I am terrified of public speaking. I don’t think I’ve ever given a presentation that I have felt good about. However, I know that presenting is not something that I can avoid in a job, so I have to continue to practice. I must learn from all of my mistakes so that I can improve each time and advance toward being an effective communicator.

Going into this week, I knew it would be rough. I had a presentation in my French class on Monday, journal club on Tuesday, and a test on Wednesday… and I spent most of the weekend helping for CPW events at my dorm. Ironically, I think it was easier for me to present in French than to present for journal club because scientific writing itself is like a foreign language that I am just starting to learn to read, interpret, and speak. That, and my French class only has four people in it, so I was much less nervous to speak in front of a smaller group.

After reading my article over many times, picking out the essential information, and creating a presentation, I practiced my presentation to myself.
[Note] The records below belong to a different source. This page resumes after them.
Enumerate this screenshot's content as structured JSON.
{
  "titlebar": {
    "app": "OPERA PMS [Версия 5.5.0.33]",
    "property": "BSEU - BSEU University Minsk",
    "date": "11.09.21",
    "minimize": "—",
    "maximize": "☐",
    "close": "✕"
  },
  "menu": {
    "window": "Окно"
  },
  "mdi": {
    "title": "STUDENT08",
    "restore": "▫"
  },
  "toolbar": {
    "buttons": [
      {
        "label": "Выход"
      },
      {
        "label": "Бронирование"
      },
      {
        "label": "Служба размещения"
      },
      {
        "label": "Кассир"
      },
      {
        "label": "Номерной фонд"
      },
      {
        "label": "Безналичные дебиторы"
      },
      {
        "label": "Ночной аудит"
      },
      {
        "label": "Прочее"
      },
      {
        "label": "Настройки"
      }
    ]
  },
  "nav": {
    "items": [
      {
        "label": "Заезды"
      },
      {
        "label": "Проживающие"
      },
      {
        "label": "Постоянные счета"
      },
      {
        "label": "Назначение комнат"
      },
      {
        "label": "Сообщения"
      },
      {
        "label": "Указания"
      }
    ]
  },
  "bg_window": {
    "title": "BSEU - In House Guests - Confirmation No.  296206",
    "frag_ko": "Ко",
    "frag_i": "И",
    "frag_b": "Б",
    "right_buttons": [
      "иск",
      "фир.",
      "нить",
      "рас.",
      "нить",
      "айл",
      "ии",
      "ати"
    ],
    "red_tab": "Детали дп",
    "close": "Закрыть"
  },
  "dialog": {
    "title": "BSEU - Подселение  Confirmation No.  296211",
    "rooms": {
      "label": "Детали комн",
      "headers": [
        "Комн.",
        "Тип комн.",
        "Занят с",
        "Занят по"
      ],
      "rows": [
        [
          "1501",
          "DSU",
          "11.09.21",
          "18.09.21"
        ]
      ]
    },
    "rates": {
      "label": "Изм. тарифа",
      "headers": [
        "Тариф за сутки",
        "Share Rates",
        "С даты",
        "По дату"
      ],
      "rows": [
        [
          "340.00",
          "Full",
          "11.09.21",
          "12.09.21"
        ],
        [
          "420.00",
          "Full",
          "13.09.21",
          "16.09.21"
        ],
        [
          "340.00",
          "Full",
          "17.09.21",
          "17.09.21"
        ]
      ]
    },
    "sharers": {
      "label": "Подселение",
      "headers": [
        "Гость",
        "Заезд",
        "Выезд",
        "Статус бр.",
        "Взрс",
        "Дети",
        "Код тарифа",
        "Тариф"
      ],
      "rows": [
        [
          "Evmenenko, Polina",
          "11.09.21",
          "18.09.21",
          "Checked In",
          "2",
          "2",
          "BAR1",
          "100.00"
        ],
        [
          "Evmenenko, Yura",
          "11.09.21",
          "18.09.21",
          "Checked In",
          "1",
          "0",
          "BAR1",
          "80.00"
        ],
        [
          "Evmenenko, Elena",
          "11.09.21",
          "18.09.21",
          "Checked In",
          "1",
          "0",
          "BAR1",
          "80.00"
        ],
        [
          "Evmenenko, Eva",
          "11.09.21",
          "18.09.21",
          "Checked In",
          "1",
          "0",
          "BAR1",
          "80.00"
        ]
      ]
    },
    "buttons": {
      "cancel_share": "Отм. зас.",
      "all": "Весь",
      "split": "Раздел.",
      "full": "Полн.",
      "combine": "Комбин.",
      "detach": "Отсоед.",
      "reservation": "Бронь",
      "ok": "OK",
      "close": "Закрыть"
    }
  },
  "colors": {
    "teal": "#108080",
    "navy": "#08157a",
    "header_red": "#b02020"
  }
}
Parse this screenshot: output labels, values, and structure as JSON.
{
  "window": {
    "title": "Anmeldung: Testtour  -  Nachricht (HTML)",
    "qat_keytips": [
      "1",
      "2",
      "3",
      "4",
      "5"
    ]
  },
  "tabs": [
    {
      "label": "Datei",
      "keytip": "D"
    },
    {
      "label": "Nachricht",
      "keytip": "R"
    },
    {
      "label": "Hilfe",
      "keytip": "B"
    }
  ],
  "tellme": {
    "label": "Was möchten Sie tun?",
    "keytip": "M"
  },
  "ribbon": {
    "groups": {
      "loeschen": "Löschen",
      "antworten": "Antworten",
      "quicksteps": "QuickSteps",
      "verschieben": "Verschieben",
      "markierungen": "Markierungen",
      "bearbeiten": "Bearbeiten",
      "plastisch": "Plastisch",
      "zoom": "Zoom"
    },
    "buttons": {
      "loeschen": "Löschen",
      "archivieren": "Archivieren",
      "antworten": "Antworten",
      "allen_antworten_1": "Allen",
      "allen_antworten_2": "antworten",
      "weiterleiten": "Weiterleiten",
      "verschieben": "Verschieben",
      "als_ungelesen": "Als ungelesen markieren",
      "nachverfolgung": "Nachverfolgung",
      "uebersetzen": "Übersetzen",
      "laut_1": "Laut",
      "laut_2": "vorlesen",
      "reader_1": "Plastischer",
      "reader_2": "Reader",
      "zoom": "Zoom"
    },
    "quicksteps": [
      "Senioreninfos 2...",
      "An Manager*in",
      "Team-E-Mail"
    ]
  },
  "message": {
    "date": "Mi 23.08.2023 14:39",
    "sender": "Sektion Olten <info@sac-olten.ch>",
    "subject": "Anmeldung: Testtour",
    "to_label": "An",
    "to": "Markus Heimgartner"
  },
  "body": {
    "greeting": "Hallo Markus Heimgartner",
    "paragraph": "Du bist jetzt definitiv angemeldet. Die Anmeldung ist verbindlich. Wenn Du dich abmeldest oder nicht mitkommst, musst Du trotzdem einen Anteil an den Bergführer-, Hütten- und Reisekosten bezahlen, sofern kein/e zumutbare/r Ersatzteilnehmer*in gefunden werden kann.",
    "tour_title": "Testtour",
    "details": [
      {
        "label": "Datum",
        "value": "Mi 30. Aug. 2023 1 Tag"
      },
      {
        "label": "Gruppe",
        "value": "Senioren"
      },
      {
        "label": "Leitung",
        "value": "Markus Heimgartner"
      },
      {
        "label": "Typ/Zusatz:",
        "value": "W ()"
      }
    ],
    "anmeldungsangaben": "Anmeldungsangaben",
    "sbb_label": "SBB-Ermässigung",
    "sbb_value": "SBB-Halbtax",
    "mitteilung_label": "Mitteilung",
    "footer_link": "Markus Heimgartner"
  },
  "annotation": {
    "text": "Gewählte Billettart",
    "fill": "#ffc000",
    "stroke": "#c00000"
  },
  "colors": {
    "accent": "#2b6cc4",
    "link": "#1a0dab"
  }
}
Each practice, my time hovered around 10 minutes. I didn’t want to memorize what I had to say word by word because then I become more nervous if I get myself off track during the real presentation. I knew what I wanted to say but made notecards with my main points just in case something went horribly wrong. I went to sleep the night before the presentation knowing that if I thought any more about it or tried to run through it in the morning, I would psych myself out and just become more nervous.

I tried telling myself that it would be fine, but I got up to present and my mind went like this:


The whole presentation was really rough, because I couldn’t remember what I had planned to say. I felt myself relying on my note cards way more than I had anticipated, and I still left out many of the main points that I had planned to say. I completely forgot to mention how the authors obtained any of the results even though that was something that I talked about every time I practiced. I know I lost points for that, and I’m really disappointed in myself for doing so. I also didn’t explain any of the figures the way that I planned to, and I forgot to define some vocab. Near the end of the presentation when I started to feel more comfortable in front of the audience, I glanced at the timer and knew that I was going to finish way too early because of this. There was nothing I could do about the information that I had left out a few slides ago, so I just continued on and ended the presentation as soon as I could.

The question and answer section was easier for me because I didn’t have to speak for long stretches of time. In fact, because I forgot some information during my presentation, I received some questions about things I had already planned to say. It was embarrassing because then I realized that information that was essential to understanding the data was left out, but it made it easier for me to answer these questions because I had practiced this information.

I also received some really insightful questions about things I hadn’t considered myself when reading the paper. This was really cool because it made me think about the research in a different way and consider what other future experiments could be done.

Overall though, I’m just glad that journal club is over. Going back, I wish I had presented in front of BE Comm Lab or my friends so that I had more practice in front of an audience before getting up there. I should have practiced many, many more times, but that would have been difficult to do with the week that I had. Although presenting itself was really tough, I enjoyed reading my paper and really trying to understand all the details of it, as well as thinking about more future impacts of this paper because of questions from my classmates.